~13/02/2022~
— Yamcha es mi nombre, lindura — El hombre pelinegro y moreno se presentó con una sonrisa confiada.
— Es un verdadero placer conocerte, Yamcha — Lo saludo cortésmente.
¿Será que este es el amor de mi vida?
Es lindo, no lo negué en el momento.
Luego de tomar un café fuimos al parque a caminar, donde platicamos sobre el amor; coincidimos en que los dos necesitamos una pareja, no solo para tener sexo, sino que también sepamos comprendernos y estar ahí cuando seamos vulnerables.
Quede maravillada con Yamcha.
Querido Cupido... Gracias...
Luego de eso, todo resulto ser un completo desastre...
Incluso teniéndolo frente a mis padres no pudo apartar las miradas hacia las demás mujeres que se encontraron en el restaurante; no basto mucho tiempo para que aparentara tener una emergencia para salir del lugar con otra chica.

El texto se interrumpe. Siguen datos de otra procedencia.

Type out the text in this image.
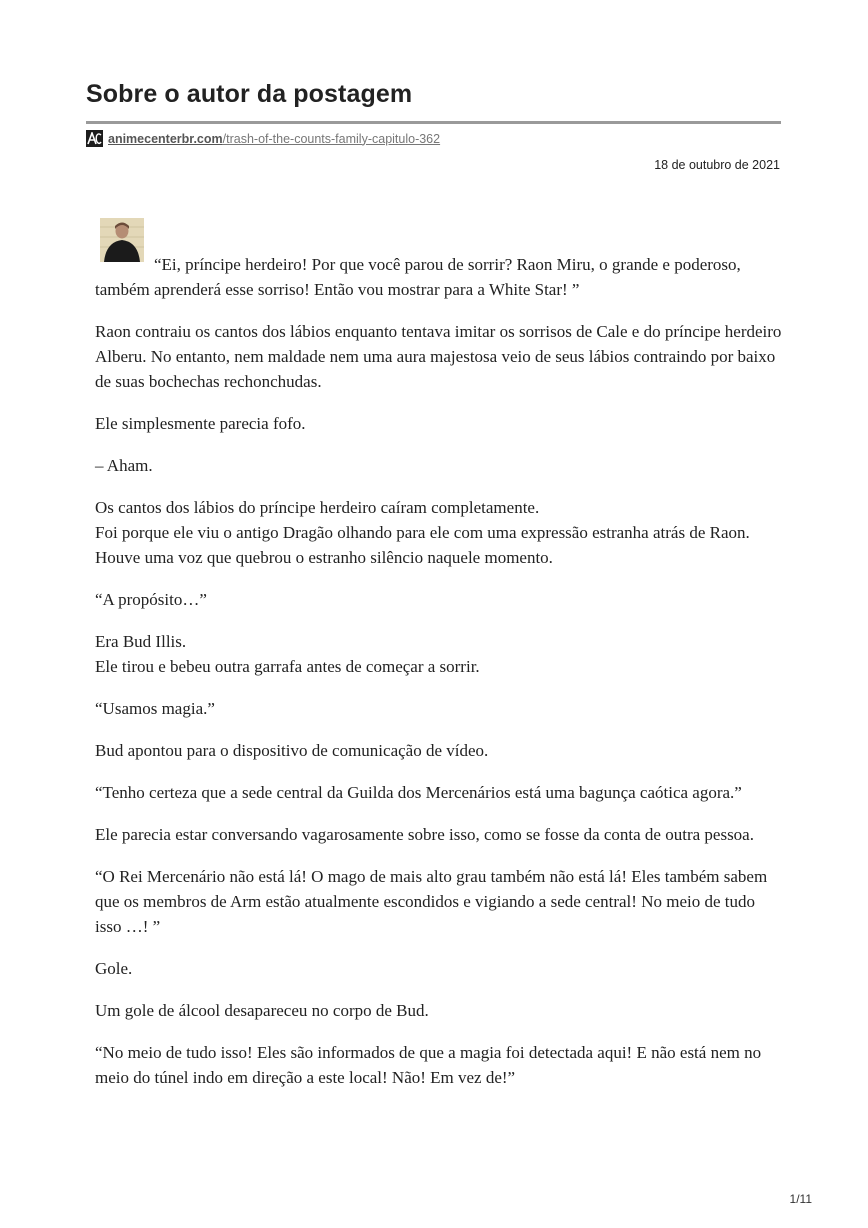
Sobre o autor da postagem
animecenterbr.com /trash-of-the-counts-family-capitulo-362
18 de outubro de 2021

“Ei, príncipe herdeiro! Por que você parou de sorrir? Raon Miru, o grande e poderoso, também aprenderá esse sorriso! Então vou mostrar para a White Star! ”

Raon contraiu os cantos dos lábios enquanto tentava imitar os sorrisos de Cale e do príncipe herdeiro Alberu. No entanto, nem maldade nem uma aura majestosa veio de seus lábios contraindo por baixo de suas bochechas rechonchudas.

Ele simplesmente parecia fofo.

– Aham.

Os cantos dos lábios do príncipe herdeiro caíram completamente.
Foi porque ele viu o antigo Dragão olhando para ele com uma expressão estranha atrás de Raon.
Houve uma voz que quebrou o estranho silêncio naquele momento.

“A propósito…”

Era Bud Illis.
Ele tirou e bebeu outra garrafa antes de começar a sorrir.

“Usamos magia.”

Bud apontou para o dispositivo de comunicação de vídeo.

“Tenho certeza que a sede central da Guilda dos Mercenários está uma bagunça caótica agora.”

Ele parecia estar conversando vagarosamente sobre isso, como se fosse da conta de outra pessoa.

“O Rei Mercenário não está lá! O mago de mais alto grau também não está lá! Eles também sabem que os membros de Arm estão atualmente escondidos e vigiando a sede central! No meio de tudo isso …! ”

Gole.

Um gole de álcool desapareceu no corpo de Bud.

“No meio de tudo isso! Eles são informados de que a magia foi detectada aqui! E não está nem no meio do túnel indo em direção a este local! Não! Em vez de!”

1/11
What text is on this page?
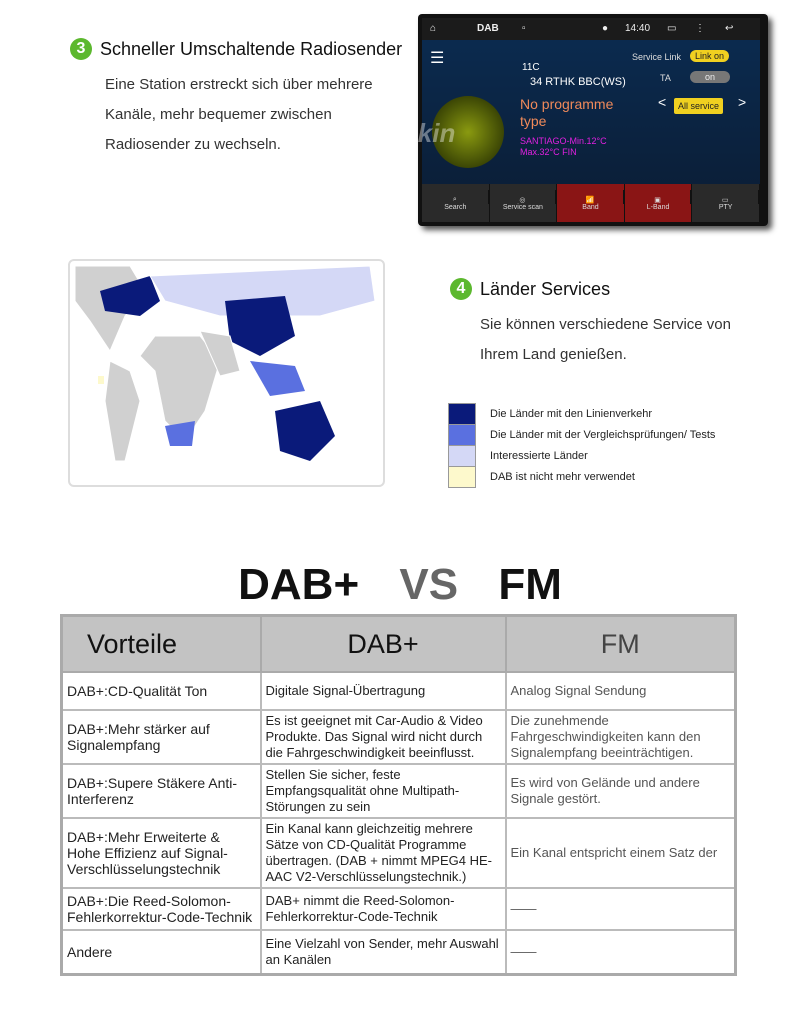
3 Schneller Umschaltende Radiosender
Eine Station erstreckt sich über mehrere
Kanäle, mehr bequemer zwischen
Radiosender zu wechseln.
⌂	DAB ▫	● 14:40 ▭ ⋮ ↩
☰
11C
34 RTHK BBC(WS)
No programme type
SANTIAGO-Min.12°C
Max.32°C FIN
Service Link	Link on
TA	on
<	All service >
pumpkin
⌕
Search
◎
Service scan
📶
Band
▣
L-Band
▭
PTY
4 Länder Services
Sie können verschiedene Service von
Ihrem Land genießen.
Die Länder mit den Linienverkehr
Die Länder mit der Vergleichsprüfungen/ Tests
Interessierte Länder
DAB ist nicht mehr verwendet
DAB+ VS FM
Vorteile	DAB+	FM
DAB+:CD-Qualität Ton	Digitale Signal-Übertragung	Analog Signal Sendung
DAB+:Mehr stärker auf Signalempfang	Es ist geeignet mit Car-Audio & Video Produkte. Das Signal wird nicht durch die Fahrgeschwindigkeit beeinflusst.	Die zunehmende Fahrgeschwindigkeiten kann den Signalempfang beeinträchtigen.
DAB+:Supere Stäkere Anti-Interferenz	Stellen Sie sicher, feste Empfangsqualität ohne Multipath-Störungen zu sein	Es wird von Gelände und andere Signale gestört.
DAB+:Mehr Erweiterte & Hohe Effizienz auf Signal-Verschlüsselungstechnik	Ein Kanal kann gleichzeitig mehrere Sätze von CD-Qualität Programme übertragen. (DAB + nimmt MPEG4 HE-AAC V2-Verschlüsselungstechnik.)	Ein Kanal entspricht einem Satz der
DAB+:Die Reed-Solomon-Fehlerkorrektur-Code-Technik	DAB+ nimmt die Reed-Solomon-Fehlerkorrektur-Code-Technik	——
Andere	Eine Vielzahl von Sender, mehr Auswahl an Kanälen	——
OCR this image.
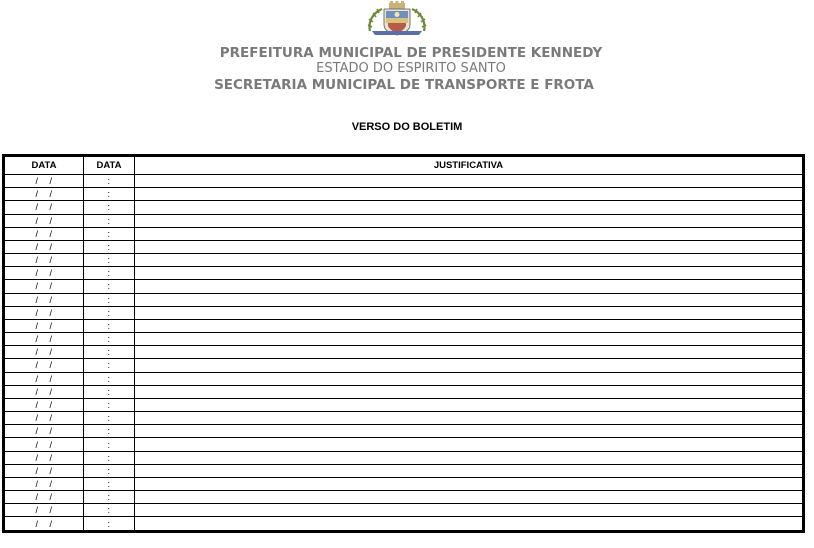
PREFEITURA MUNICIPAL DE PRESIDENTE KENNEDY
ESTADO DO ESPIRITO SANTO
SECRETARIA MUNICIPAL DE TRANSPORTE E FROTA
VERSO DO BOLETIM
DATA	DATA	JUSTIFICATIVA
/ /	:	
/ /	:	
/ /	:	
/ /	:	
/ /	:	
/ /	:	
/ /	:	
/ /	:	
/ /	:	
/ /	:	
/ /	:	
/ /	:	
/ /	:	
/ /	:	
/ /	:	
/ /	:	
/ /	:	
/ /	:	
/ /	:	
/ /	:	
/ /	:	
/ /	:	
/ /	:	
/ /	:	
/ /	:	
/ /	:	
/ /	:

La reacción de mis padres fue de lamento y decepción, una imagen que jamás podré borrar de mente.
— Querido Cupido... ¿Por qué?... ¿Por qué me mandaste a un tipo como Yamcha? —
Con el corazón destrozado mete la carta dentro del sobre rojo, para después guardarla en el cajón de su escritorio.
Acto seguido, rompe en llanto por la mala jugada que le acaba de hacer el Dios del Amor.
Al final... Yo confíe en ti y me fallaste "Querido Cupido..."
Notas finales:
No siempre es un final feliz ¿verdad?